The pair and Rodriguez used a slew of shell companies to keep their names off the records connected to the pill mills and feeder clinics and intermediaries within the medical community to cloak their involvement and had avoided prosecution in South Florida, testimony and court records have shown.

But Hofstetter, described in Haughton’s affidavit as so closely tied to Sartini that workers thought “they were married,” had key information about the inner workings of the operation and was now behind bars in East Tennessee. The FBI had arrested more than 100 people tied to the clinics, including doctors, workers and patients, and many of them were now cooperating against both Hofstetter and “the Italians.”

According to Haughton’s affidavit, Sartini and Palma ordered “various associates” to find out what the FBI knew about them “utilizing pretenses and false statements.” The pair also offered to spirit away a “co-conspirator out of the United States.”

Sartini and Palma in early 2017 visited a Miami lawyer, who “advised Sartini and Palma to flee the United States to avoid this prosecution,” Haughton wrote.

The men did just that months later, the agent said in his affidavit.

The U.S. has an extradition treaty with Italy, but federal authorities still must convince the Italian government to honor it. Haughton offered this blunt assessment of why it should.

“Sartini (and) Palma made the conscious and deliberate decision to enrich (themselves) at the expense of thousands of human lives,” Haughton wrote. “Based on the severity of the charges pending against (them) and (their) attempt to flee from this prosecution, Sartini (and) Palma should be extradited to the United States to answer for (their) serious criminal conduct.”

Chasing the market

The FBI alleges Sartini, Palma and Rodriguez were businessmen looking to cash in on the enormous profits being generated by the market for prescription painkillers the Department of Justice has said in court records the opiate makers – so-called “Big Pharma” – ginned up by lying to doctors about the addictive properties of their drugs. Doctors then began overprescribing the drugs, creating addicts out of patients.
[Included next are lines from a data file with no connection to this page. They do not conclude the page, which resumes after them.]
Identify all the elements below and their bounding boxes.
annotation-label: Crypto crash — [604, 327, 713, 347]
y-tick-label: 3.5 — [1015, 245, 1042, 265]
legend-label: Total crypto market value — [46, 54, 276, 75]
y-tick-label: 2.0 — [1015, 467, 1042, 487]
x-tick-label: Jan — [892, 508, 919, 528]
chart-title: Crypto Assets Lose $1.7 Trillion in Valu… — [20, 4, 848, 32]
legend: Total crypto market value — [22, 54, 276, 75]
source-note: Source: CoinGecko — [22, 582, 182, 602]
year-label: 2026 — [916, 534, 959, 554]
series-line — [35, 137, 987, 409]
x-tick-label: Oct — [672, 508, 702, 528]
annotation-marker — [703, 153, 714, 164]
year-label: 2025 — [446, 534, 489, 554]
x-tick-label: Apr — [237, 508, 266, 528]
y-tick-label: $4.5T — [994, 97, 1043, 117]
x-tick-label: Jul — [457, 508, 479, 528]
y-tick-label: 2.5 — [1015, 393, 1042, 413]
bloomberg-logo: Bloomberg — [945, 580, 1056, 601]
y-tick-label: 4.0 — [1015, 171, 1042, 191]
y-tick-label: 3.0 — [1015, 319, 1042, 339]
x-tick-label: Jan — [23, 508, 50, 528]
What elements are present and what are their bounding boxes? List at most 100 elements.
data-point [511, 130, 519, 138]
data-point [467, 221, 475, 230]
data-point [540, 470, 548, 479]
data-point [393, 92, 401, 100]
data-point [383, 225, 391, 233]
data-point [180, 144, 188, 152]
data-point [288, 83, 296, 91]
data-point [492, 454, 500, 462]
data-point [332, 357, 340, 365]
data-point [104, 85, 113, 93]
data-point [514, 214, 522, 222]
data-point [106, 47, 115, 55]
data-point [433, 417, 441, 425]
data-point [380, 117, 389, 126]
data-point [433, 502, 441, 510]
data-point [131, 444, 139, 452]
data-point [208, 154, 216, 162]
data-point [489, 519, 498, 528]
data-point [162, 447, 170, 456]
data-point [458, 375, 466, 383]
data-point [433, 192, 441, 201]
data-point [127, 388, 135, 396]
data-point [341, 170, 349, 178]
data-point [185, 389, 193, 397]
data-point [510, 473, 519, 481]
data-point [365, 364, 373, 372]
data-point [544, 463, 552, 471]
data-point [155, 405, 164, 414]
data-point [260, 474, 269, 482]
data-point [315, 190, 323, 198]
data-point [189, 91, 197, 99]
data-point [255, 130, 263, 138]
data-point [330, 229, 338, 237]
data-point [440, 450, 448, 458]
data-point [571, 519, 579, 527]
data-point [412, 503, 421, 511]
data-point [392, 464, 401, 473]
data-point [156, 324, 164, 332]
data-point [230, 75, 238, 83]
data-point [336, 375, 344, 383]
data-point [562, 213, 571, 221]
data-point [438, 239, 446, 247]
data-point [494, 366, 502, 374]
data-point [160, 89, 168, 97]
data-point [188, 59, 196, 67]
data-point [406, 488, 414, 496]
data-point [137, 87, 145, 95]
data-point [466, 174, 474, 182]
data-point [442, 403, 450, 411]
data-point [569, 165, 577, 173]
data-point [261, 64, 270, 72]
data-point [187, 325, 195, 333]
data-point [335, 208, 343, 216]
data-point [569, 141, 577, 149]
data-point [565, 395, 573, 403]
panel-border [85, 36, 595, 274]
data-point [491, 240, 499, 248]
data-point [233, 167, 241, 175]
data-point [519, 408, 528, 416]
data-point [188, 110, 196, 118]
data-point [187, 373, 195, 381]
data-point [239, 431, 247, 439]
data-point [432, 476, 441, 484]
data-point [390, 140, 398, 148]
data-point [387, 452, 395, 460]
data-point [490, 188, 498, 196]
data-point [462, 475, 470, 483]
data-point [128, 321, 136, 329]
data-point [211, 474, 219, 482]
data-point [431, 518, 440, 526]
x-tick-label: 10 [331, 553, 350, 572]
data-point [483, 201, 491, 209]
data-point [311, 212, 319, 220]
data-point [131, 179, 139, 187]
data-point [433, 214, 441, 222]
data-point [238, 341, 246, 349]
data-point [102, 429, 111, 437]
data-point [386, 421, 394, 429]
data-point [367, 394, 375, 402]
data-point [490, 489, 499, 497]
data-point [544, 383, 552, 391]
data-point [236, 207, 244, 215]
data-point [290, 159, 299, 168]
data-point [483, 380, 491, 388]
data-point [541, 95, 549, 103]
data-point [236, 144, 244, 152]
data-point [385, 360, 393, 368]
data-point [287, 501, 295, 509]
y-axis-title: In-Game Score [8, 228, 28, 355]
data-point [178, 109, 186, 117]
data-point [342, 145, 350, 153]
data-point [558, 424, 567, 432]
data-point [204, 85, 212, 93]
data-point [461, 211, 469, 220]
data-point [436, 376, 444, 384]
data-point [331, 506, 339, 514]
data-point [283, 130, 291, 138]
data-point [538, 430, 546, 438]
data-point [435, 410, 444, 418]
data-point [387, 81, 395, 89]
The trio set out to capitalize on that in the early 2000s by setting up in South Florida – then the base for what would become an epidemic – a network of legitimate- looking medical facilities with the sole purpose of trading cash for prescriptions, court records allege.

They recruited doctors and other licensed prescribers to do the drug dispensing and made deals with national drug-testing laboratories to funnel them hundreds of thousands of dollars in bogus drug-testing work in return for kickbacks, Haughton alleged in the indictment.

When authorities in South Florida began cracking down on pill mills, the indictment alleges Sartini, Palma and Rodriguez simply shifted their entire operation to East Tennessee, one of the largest markets for opiates in a state where just a few years ago anyone could open a pain clinic with no medical

background required. Hofstetter remains jailed and maintains her innocence. The chief medical director of the network of clinics at issue in the case – Dandridge doctor Richard Larson – died soon after he was indicted. Other doctors who worked at the clinics have struck plea deals as have two intermediaries involved in the kickback scheme.